Transfer learning model for cash-instrument prediction adopting a Transformer derivative

Abstract

Investors aiming for high market returns must accurately predict the prices of various cash instruments. However, making accurate predictions is challenging due to the complex cyclic and trending characteristic of markets, characterized by high volatility and unpredictable fluctuations. Furthermore, many studies overlook how interactions between different markets affect price movements. To address these problems, this research introduces a deep transfer-learning approach derived from the Transformer model, named the rotary-positional encoding autocorrelation Transformer (RAT). Unlike traditional methods, the RAT employs autocorrelation instead of self-attention to more effectively capture periodic features, while rotary-positional encoding preserves both the absolute and relative positioning within sequences to enhance trend understanding.

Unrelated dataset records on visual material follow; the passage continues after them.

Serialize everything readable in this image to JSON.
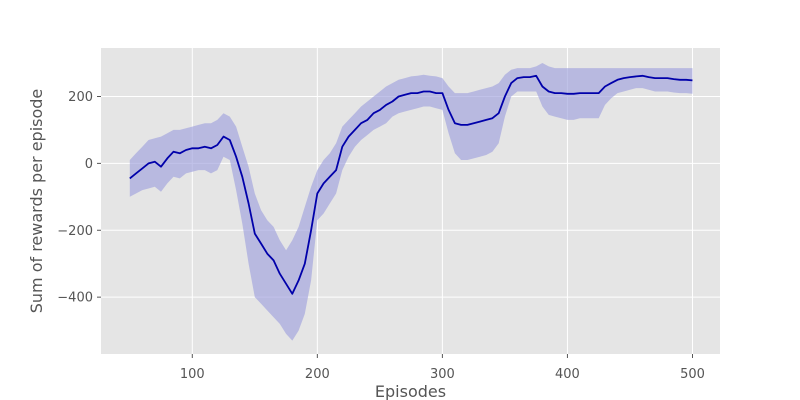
{
  "chart_data": {
    "type": "line",
    "title": "",
    "xlabel": "Episodes",
    "ylabel": "Sum of rewards per episode",
    "xlim": [
      27,
      522
    ],
    "ylim": [
      -570,
      345
    ],
    "x_ticks": [
      100,
      200,
      300,
      400,
      500
    ],
    "y_ticks": [
      -400,
      -200,
      0,
      200
    ],
    "x_tick_labels": [
      "100",
      "200",
      "300",
      "400",
      "500"
    ],
    "y_tick_labels": [
      "−400",
      "−200",
      "0",
      "200"
    ],
    "grid": true,
    "legend": "none",
    "colors": {
      "plot_background": "#e5e5e5",
      "grid": "#ffffff",
      "line": "#0000aa",
      "band": "#9fa1dd"
    },
    "series": [
      {
        "x": [
          50,
          55,
          60,
          65,
          70,
          75,
          80,
          85,
          90,
          95,
          100,
          105,
          110,
          115,
          120,
          125,
          130,
          135,
          140,
          145,
          150,
          155,
          160,
          165,
          170,
          175,
          180,
          185,
          190,
          195,
          200,
          205,
          210,
          215,
          220,
          225,
          230,
          235,
          240,
          245,
          250,
          255,
          260,
          265,
          270,
          275,
          280,
          285,
          290,
          295,
          300,
          305,
          310,
          315,
          320,
          325,
          330,
          335,
          340,
          345,
          350,
          355,
          360,
          365,
          370,
          375,
          380,
          385,
          390,
          395,
          400,
          405,
          410,
          415,
          420,
          425,
          430,
          435,
          440,
          445,
          450,
          455,
          460,
          465,
          470,
          475,
          480,
          485,
          490,
          495,
          500
        ],
        "mean": [
          -45,
          -30,
          -15,
          0,
          5,
          -10,
          15,
          35,
          30,
          40,
          45,
          45,
          50,
          45,
          55,
          80,
          70,
          20,
          -40,
          -120,
          -210,
          -240,
          -270,
          -290,
          -330,
          -360,
          -390,
          -350,
          -300,
          -200,
          -90,
          -60,
          -40,
          -20,
          50,
          80,
          100,
          120,
          130,
          150,
          160,
          175,
          185,
          200,
          205,
          210,
          210,
          215,
          215,
          210,
          210,
          160,
          120,
          115,
          115,
          120,
          125,
          130,
          135,
          150,
          200,
          240,
          255,
          258,
          258,
          262,
          230,
          215,
          210,
          210,
          208,
          208,
          210,
          210,
          210,
          210,
          230,
          240,
          250,
          255,
          258,
          260,
          262,
          258,
          255,
          255,
          255,
          252,
          250,
          250,
          248
        ],
        "upper": [
          10,
          30,
          50,
          70,
          75,
          80,
          90,
          100,
          100,
          105,
          110,
          115,
          120,
          120,
          130,
          150,
          140,
          110,
          50,
          -10,
          -90,
          -140,
          -170,
          -190,
          -230,
          -260,
          -230,
          -190,
          -130,
          -70,
          -20,
          10,
          30,
          60,
          110,
          130,
          150,
          170,
          185,
          200,
          215,
          230,
          240,
          250,
          255,
          260,
          262,
          265,
          262,
          260,
          255,
          230,
          210,
          210,
          210,
          215,
          220,
          225,
          230,
          240,
          265,
          280,
          285,
          285,
          285,
          290,
          300,
          290,
          285,
          285,
          285,
          285,
          285,
          285,
          285,
          285,
          285,
          285,
          285,
          285,
          285,
          285,
          285,
          285,
          285,
          285,
          285,
          285,
          285,
          285,
          285
        ],
        "lower": [
          -100,
          -90,
          -80,
          -75,
          -70,
          -85,
          -60,
          -40,
          -45,
          -30,
          -25,
          -20,
          -20,
          -30,
          -20,
          20,
          10,
          -80,
          -180,
          -300,
          -400,
          -420,
          -440,
          -460,
          -480,
          -510,
          -530,
          -500,
          -450,
          -350,
          -170,
          -150,
          -120,
          -90,
          -20,
          20,
          50,
          70,
          85,
          100,
          110,
          120,
          140,
          150,
          155,
          160,
          165,
          170,
          170,
          165,
          160,
          90,
          30,
          10,
          10,
          15,
          20,
          25,
          35,
          60,
          140,
          200,
          215,
          215,
          215,
          215,
          170,
          145,
          140,
          135,
          130,
          130,
          135,
          135,
          135,
          135,
          175,
          195,
          210,
          215,
          220,
          225,
          225,
          220,
          215,
          215,
          215,
          212,
          210,
          210,
          208
        ]
      }
    ]
  }
}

Through transfer learning, the RAT model extracts deep features from a source domain and applies them to a target domain, demonstrating superior performance over LSTM, CNN-LSTM, gated recurrent units (GRUs), and Transformer models in multi-day predictions across 12 cash-instrument datasets. It achieved a substantial increase in accuracy, with a 35.83% reduction in mean squared error (MSE), a 23.95% reduction in mean absolute error (MAE), and a 32.63% increase in the coefficient of determination (R2). This study validates the RAT model's effectiveness in predicting financial instrument prices.